Contudo, a leitura de analistas de mercado é que o movimento, embora bem-vindo, é insuficiente para reequilibrar a equação de oferta e demanda do biocombustível. O fôlego concedido pela caneta do governo não parece capaz de reverter o cenário desafiador de preços esperado para a safra 2026/27, marcada por uma expansão agressiva da produção.
Um alívio que não resolve a equação
Relatórios do Morgan Stanley e do Bradesco BBI, citados pela reportagem, dimensionam o impacto. O aumento para E32 deve gerar uma demanda adicional entre 800 milhões e 1,1 bilhão de litros de etanol por ano. O volume ajuda a absorver estoques e dar sustentação aos preços, que operam cerca de 15% abaixo dos níveis de um ano atrás. Empresas com maior exposição ao etanol, como a São Martinho, são vistas como as principais beneficiadas no curto prazo.
O problema reside no outro lado da balança. As projeções do Bradesco BBI indicam que a produção total de etanol na safra 2026/27 deve crescer aproximadamente 4,6 bilhões de litros. Desse total, cerca de 2 bilhões de litros virão apenas da expansão do etanol de milho. Mesmo com a nova demanda do E32, o mercado ainda precisará absorver um excedente de quase 3,9 bilhões de litros, mantendo a pressão vendedora.
Preços sob pressão e o futuro no E35
Este excesso de oferta estrutural deve manter os preços do etanol hidratado nas bombas em níveis competitivos para estimular o consumo. Segundo o Bradesco BBI, a paridade do etanol frente à gasolina em São Paulo já se encontra em mínimas históricas, ao redor de 59%. O cenário também limita o potencial de alta para os preços do açúcar, já que desincentiva as usinas a desviarem mais cana para a produção do adoçante.

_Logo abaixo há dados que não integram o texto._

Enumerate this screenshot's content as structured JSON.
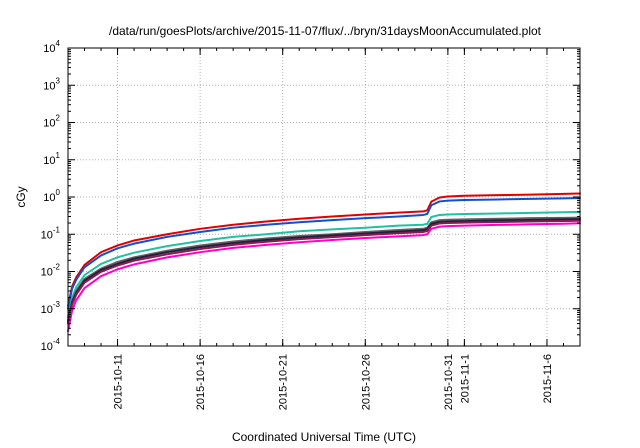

Enquanto o setor lida com a conjuntura atual, o governo já sinaliza os próximos passos. Estudos para uma mistura de 35% (E35) estão em andamento no âmbito do Comitê Técnico do Combustível do Futuro. A medida reforça a aposta de longo prazo do Brasil nos biocombustíveis como vetor de transição energética e redução da dependência de combustíveis fósseis importados.
Para o setor sucroenergético, o E32 é um passo na direção correta, mas de alcance limitado. A dinâmica que definirá a rentabilidade nos próximos ciclos parece menos dependente de ajustes regulatórios e mais da velocidade de expansão das usinas de etanol de milho, o fator que de fato está remodelando o equilíbrio de forças do mercado.